Nina Strokata (née Karavanska after her marriage; January 31, 1926, Odesa - August 2, 1998, Denton) was a Ukrainian dissident, Soviet microbiologist and immunologist. She was a member of the dissident movement in the USSR, a co-founder of the Ukrainian Helsinki Group, and one of the leading human rights activists in Odesa during the Soviet period. She is the author of about 23 scientific papers in the field of clinical microbiology and immunology. She spoke Ukrainian, English, German, Polish, and Romanian.

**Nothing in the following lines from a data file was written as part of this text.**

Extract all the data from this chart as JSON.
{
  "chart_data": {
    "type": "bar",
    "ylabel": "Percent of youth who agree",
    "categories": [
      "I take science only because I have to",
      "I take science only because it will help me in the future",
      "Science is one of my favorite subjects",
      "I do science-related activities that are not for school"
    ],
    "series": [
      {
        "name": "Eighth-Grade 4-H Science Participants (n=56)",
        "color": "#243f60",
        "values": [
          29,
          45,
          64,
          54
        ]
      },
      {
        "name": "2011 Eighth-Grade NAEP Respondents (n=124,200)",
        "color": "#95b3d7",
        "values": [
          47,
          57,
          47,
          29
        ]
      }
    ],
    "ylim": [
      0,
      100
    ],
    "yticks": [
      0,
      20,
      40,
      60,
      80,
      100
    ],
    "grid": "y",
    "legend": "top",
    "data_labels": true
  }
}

Ivan Lutsenko Lane (as of 29.07.2024, Vice Admiral Zhukov Lane)


Photo: Wikipedia

Ivan Lutsenko (1863-1919) was a physician, public, political and military figure of Ukraine, politician, historiographer of the history of Ukraine, and historian of the Cossack era. In 1882-1886, he studied at the Faculty of Natural Sciences of St. Petersburg University, and in 1887-1891 at the Imperial Military Medical Academy. After defending his doctoral dissertation at the St. Petersburg Military Medical Academy, which was published as a separate book in 1893, he moved to Odesa. He lived on Khersonska Street (now Pastera Street), in the fifty-second house. Here, all the organizational work related to the creation of the Odesa Prosvita was carried out.

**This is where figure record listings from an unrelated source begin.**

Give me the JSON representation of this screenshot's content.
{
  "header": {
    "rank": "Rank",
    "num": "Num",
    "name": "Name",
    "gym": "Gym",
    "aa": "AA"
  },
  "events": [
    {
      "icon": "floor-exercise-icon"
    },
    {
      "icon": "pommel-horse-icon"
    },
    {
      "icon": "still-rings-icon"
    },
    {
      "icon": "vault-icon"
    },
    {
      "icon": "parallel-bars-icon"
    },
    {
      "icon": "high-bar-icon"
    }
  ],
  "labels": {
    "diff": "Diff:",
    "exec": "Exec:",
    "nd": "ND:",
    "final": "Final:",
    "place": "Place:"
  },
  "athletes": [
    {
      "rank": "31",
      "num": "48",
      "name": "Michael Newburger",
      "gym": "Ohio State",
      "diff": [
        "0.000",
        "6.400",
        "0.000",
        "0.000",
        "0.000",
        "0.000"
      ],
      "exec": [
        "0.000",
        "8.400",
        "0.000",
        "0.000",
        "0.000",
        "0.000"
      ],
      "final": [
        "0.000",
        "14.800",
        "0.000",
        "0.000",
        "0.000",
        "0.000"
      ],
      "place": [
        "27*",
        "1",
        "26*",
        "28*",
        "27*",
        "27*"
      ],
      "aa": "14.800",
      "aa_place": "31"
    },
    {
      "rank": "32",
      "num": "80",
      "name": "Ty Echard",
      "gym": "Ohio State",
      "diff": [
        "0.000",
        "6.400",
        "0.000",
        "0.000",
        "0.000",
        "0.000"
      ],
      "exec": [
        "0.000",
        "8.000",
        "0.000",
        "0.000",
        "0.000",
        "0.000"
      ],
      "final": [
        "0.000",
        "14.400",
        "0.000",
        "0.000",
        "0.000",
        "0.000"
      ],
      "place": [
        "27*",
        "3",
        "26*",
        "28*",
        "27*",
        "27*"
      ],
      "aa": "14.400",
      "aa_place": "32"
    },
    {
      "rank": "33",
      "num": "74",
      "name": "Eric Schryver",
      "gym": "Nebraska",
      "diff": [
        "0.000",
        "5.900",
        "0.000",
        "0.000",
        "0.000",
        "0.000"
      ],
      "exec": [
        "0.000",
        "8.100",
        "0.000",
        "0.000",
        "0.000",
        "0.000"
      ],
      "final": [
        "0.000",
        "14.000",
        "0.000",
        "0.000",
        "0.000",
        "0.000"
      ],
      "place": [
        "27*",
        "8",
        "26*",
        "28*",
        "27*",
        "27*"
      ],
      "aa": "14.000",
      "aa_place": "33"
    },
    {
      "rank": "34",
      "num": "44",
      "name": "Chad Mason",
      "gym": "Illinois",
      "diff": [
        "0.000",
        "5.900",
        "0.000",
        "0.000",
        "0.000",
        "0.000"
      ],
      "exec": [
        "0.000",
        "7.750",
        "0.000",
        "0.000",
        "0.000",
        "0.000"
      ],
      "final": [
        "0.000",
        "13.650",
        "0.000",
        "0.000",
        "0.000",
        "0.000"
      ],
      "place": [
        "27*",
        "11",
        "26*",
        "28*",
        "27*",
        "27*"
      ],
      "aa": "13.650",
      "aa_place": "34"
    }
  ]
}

Sviatoslav Karavanskyi Street (as of 29.07.2024, Zhukovskoho Street)


Photo: Wikipedia

Sviatoslav Karavanskyi (1920-2016) was a Ukrainian linguist, poet, translator, journalist, and self-published author. A long-term prisoner of the Soviet camps of the USSR in 1944-1960, 1965-1979. Member of the OUN. Born in Odesa, he has been in exile since 1979.

Mykola Savych Street (as of 29.07.2024, Sabaneev Bridge Street)

Mykola Savych (1808 - 1892) was a public figure and journalist of the Russian Empire. He participated in the Russo-Turkish War of 1828-1829. In the mid-1840s he met Taras Shevchenko and in 1846 became a member of the Cyril and Methodius Society. For his participation in it and for his views opposed to the autocracy, in 1847 he was recalled from abroad, arrested, and placed under police surveillance. From 1848, Mykola Savych lived in Odesa, was a member of the City Duma, became a member of the Imperial Odesa Society of History and Antiquities, and collaborated with the Odesa Bulletin newspaper, where he wrote articles on political and economic topics.

Vitalii Borovyk Street (as of 29.07.2024, Yurii Olesha Street)


Photo: Wikipedia

Vitalii Borovyk (1864-1937, Odesa) was a Ukrainian publicist, poet, and translator. His real name was Borovikov. He also signed his works with cryptonyms: V. B.; V. B-k. He was a victim of Stalin's repressions. In 1899, Borovyk was imprisoned as a "politically unreliable" person. After the revolutionary events of 1917, he worked in agricultural institutions in Odesa. In 1919, he was one of the initiators of the creation of the Ukrainian State Library in Odesa. He was arrested by the NKVD. He was shot dead on December 28, 1937.